Physical Therapy Board of California

Unlicensed Practice/Aiding & Abetting Unlicensed Practice

If you are reporting the unlicensed practice of physical therapy, it is critical for investigation purposes that you provide the following important details of when, where, who, and how it is unlicensed practice:

  • The name of the violator.
  • Specific date(s) and time the unlicensed practice occurred.
  • Names and contact information of witnesses (e.g., staff, patients, etc.)
  • Name and full address of the facility.
  • Names of physical therapists, physical therapist assistants (or other healthcare licensees) practicing the day of the alleged violations.

In addition, it is highly recommended that you do not submit your complaint anonymously. Your input and additional information, if needed, is imperative to this type of complaint.

Business and Professions Code section 2630 states it is unlawful for any person or persons to practice, or offer to practice, physical therapy in the state for compensation received or expected, or to hold himself or herself out as a physical therapist, unless at the time of so doing the person holds a valid, unexpired, and unrevoked physical therapist license.

Business and Professions Code section 2633 also adds that any person holding a license as a physical therapist issued by the board may use the title “physical therapist” or the letters “P.T.” or any other words, letters, or figures that indicate that the person using same is a licensed physical therapist. No other person shall be so designated or shall use the term licensed or registered physical therapist, licensed or registered physiotherapist, licensed or registered physical therapy technician, or the letters “L.P.T.,” “R.P.T.,” or “P.T.”. A licensed physical therapist who has received a doctoral degree in physical therapy (DPT) or, after adoption of the regulations described in subdivision (d), a doctoral degree in a related health science may do the following:

  1. In a written communication, use the initials DPT, PhD, or EdD, as applicable, following the licensee’s name.
  2. In a written communication, use the title “Doctor” or the abbreviation “Dr.” preceding the licensee’s name, if the licensee’s name is immediately followed by an unabbreviated specification of the applicable doctoral degree held by the licensee.
  3. In a spoken communication while engaged in the practice of physical therapy, use the title “doctor” preceding the person’s name, if the speaker specifies that he or she is a physical therapist.

A doctoral degree shall be granted by an institution accredited by the Western Association of Schools and Colleges or by an accrediting agency recognized by the National Commission on Accrediting or the United States Department of Education that the board determines is equivalent to the Western Association of Schools and Colleges.

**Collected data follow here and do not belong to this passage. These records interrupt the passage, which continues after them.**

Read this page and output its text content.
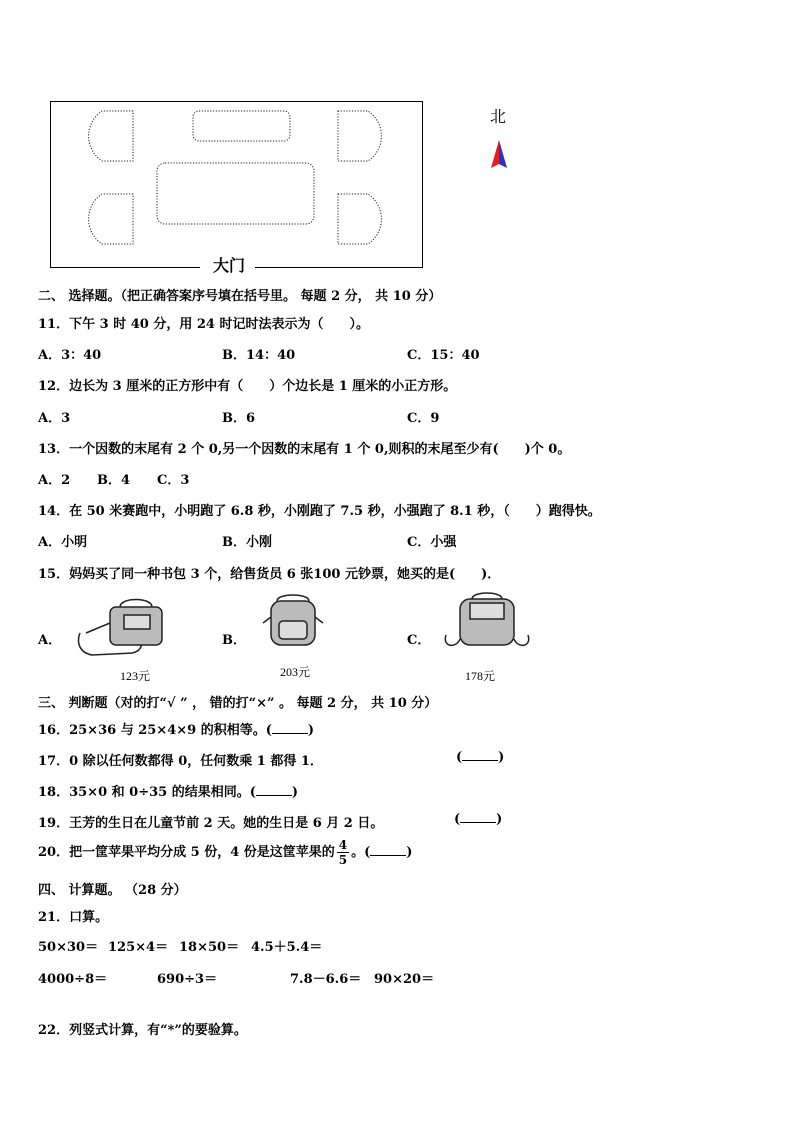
大门
北
二、 选择题。（把正确答案序号填在括号里。 每题 2 分， 共 10 分）
11．下午 3 时 40 分，用 24 时记时法表示为（　　）。
A．3：40	B．14：40	C．15：40
12．边长为 3 厘米的正方形中有（　　）个边长是 1 厘米的小正方形。
A．3	B．6	C．9
13．一个因数的末尾有 2 个 0,另一个因数的末尾有 1 个 0,则积的末尾至少有(　　)个 0。
A．2 B．4 C．3
14．在 50 米赛跑中，小明跑了 6.8 秒，小刚跑了 7.5 秒，小强跑了 8.1 秒，（　　）跑得快。
A．小明	B．小刚	C．小强
15．妈妈买了同一种书包 3 个，给售货员 6 张100 元钞票，她买的是(　　)．
A．	B．	C．
123元	203元	178元
三、 判断题（对的打“√ ” ， 错的打“×” 。 每题 2 分， 共 10 分）
16．25×36 与 25×4×9 的积相等。(	)
17．0 除以任何数都得 0，任何数乘 1 都得 1．	(	)
18．35×0 和 0÷35 的结果相同。(	)
19．王芳的生日在儿童节前 2 天。她的生日是 6 月 2 日。	(	)
20．把一筐苹果平均分成 5 份，4 份是这筐苹果的 $\frac{4}{5}$ 。(	)
四、 计算题。 （28 分）
21．口算。
50×30＝ 125×4＝ 18×50＝ 4.5＋5.4＝
4000÷8＝	690÷3＝	7.8－6.6＝ 90×20＝
22．列竖式计算，有“*”的要验算。
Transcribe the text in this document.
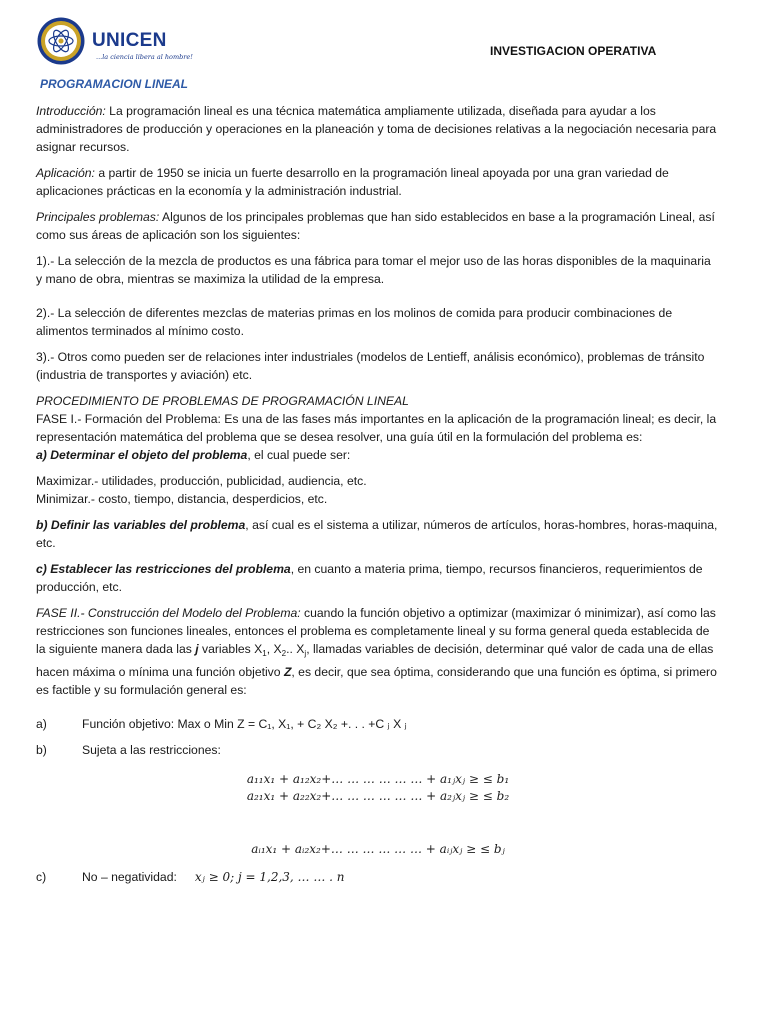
UNICEN
...la ciencia libera al hombre!	INVESTIGACION OPERATIVA
PROGRAMACION LINEAL

Introducción: La programación lineal es una técnica matemática ampliamente utilizada, diseñada para ayudar a los administradores de producción y operaciones en la planeación y toma de decisiones relativas a la negociación necesaria para asignar recursos.

Aplicación: a partir de 1950 se inicia un fuerte desarrollo en la programación lineal apoyada por una gran variedad de aplicaciones prácticas en la economía y la administración industrial.

Principales problemas: Algunos de los principales problemas que han sido establecidos en base a la programación Lineal, así como sus áreas de aplicación son los siguientes:

1).- La selección de la mezcla de productos es una fábrica para tomar el mejor uso de las horas disponibles de la maquinaria y mano de obra, mientras se maximiza la utilidad de la empresa.

2).- La selección de diferentes mezclas de materias primas en los molinos de comida para producir combinaciones de alimentos terminados al mínimo costo.

3).- Otros como pueden ser de relaciones inter industriales (modelos de Lentieff, análisis económico), problemas de tránsito (industria de transportes y aviación) etc.

PROCEDIMIENTO DE PROBLEMAS DE PROGRAMACIÓN LINEAL

FASE I.- Formación del Problema: Es una de las fases más importantes en la aplicación de la programación lineal; es decir, la representación matemática del problema que se desea resolver, una guía útil en la formulación del problema es:

a) Determinar el objeto del problema, el cual puede ser:

Maximizar.- utilidades, producción, publicidad, audiencia, etc.

Minimizar.- costo, tiempo, distancia, desperdicios, etc.

b) Definir las variables del problema, así cual es el sistema a utilizar, números de artículos, horas-hombres, horas-maquina, etc.

c) Establecer las restricciones del problema, en cuanto a materia prima, tiempo, recursos financieros, requerimientos de producción, etc.

FASE II.- Construcción del Modelo del Problema: cuando la función objetivo a optimizar (maximizar ó minimizar), así como las restricciones son funciones lineales, entonces el problema es completamente lineal y su forma general queda establecida de la siguiente manera dada las j variables $X_1$, $X_2$.. $X_j$, llamadas variables de decisión, determinar qué valor de cada una de ellas hacen máxima o mínima una función objetivo Z, es decir, que sea óptima, considerando que una función es óptima, si primero es factible y su formulación general es:

a)	Función objetivo: Max o Min Z = C₁, X₁, + C₂ X₂ +. . . +C ⱼ X ⱼ
b)	Sujeta a las restricciones:
a₁₁x₁ + a₁₂x₂+… … … … … … + a₁ⱼxⱼ ≥ ≤ b₁
a₂₁x₁ + a₂₂x₂+… … … … … … + a₂ⱼxⱼ ≥ ≤ b₂
aᵢ₁x₁ + aᵢ₂x₂+… … … … … … + aᵢⱼxⱼ ≥ ≤ bⱼ
c)	No – negatividad: xⱼ ≥ 0; j = 1,2,3, … … . n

Business and Professions Code section 2633.5 states only a person licensed as a physical therapist assistant by the board may use the title “physical therapist assistant” or “physical therapy assistant” or the letters “PTA” or any other words, letters, or figures that indicate that the person is a physical therapist assistant licensed pursuant to this chapter.

The license of a physical therapist assistant shall not authorize the use of the prefix “LPT,” “RPT,” “PT,” or “Dr.,” or the title “physical therapist,” “therapist,” “doctor,” or any affix indicating or implying that the physical therapist assistant is a physical therapist or doctor.